To differentiate the function \(\frac{6x^3 - 5x^2 + 1}{3x^2}\) with respect to x, we can use the quotient rule.

The quotient rule states that if we have a function \(f(x) = \frac{g(x)}{h(x)}\), then \(f'(x) = \frac{g'(x)h(x) - g(x)h'(x)}{h(x)^2}\).

In this case, we have \(g(x) = 6x^3 - 5x^2 + 1\) and \(h(x) = 3x^2\).

Taking the derivative of g(x) with respect to x, we get \(g'(x) = 18x^2 - 10x\).

Taking the derivative of h(x) with respect to x, we get \(h'(x) = 6x\).

Substituting these values into the quotient rule formula, we get \(f'(x) = \frac{(18x^2 - 10x)(3x^2) - (6x^3 - 5x^2 + 1)(6x)}{(3x^2)^2}\).

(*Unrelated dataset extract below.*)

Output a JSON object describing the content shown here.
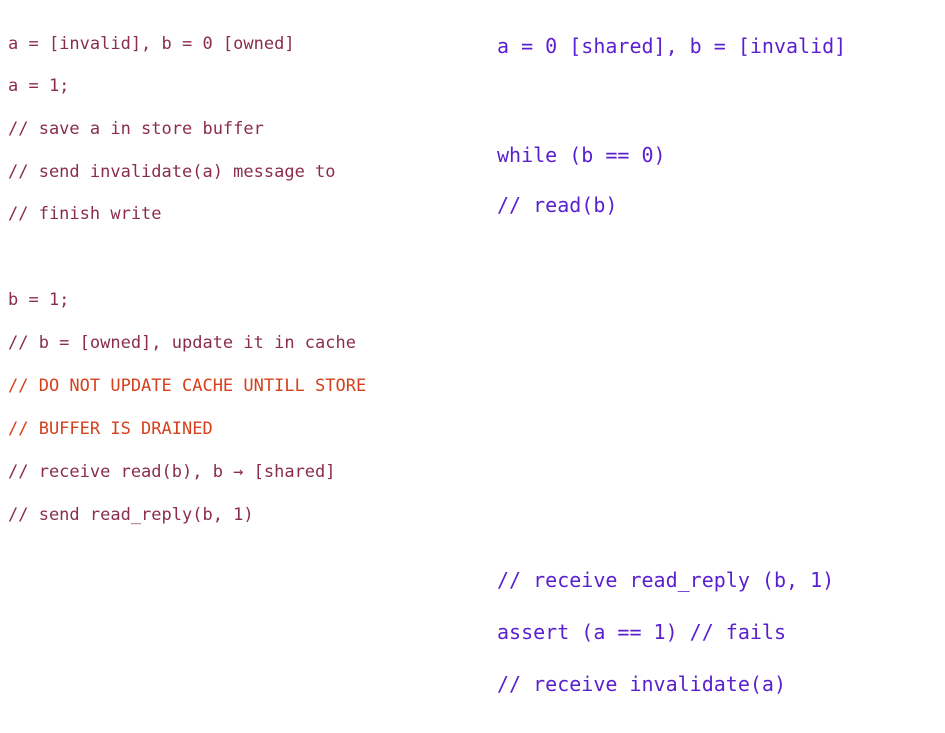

Simplifying this expression, we get

\(f'(x) = \frac{54x^4 - 30x^3 - 36x^4 + 30x^3 - 6x}{9x^4} = \frac{18x^4 - 6x}{9x^4} = 2 - \frac{2}{3x^3}\).

So, the derivative of \(\frac{6x^3 - 5x^2 + 1}{3x^2}\) with respect to x is \(2 - \frac{2}{3x^3}\).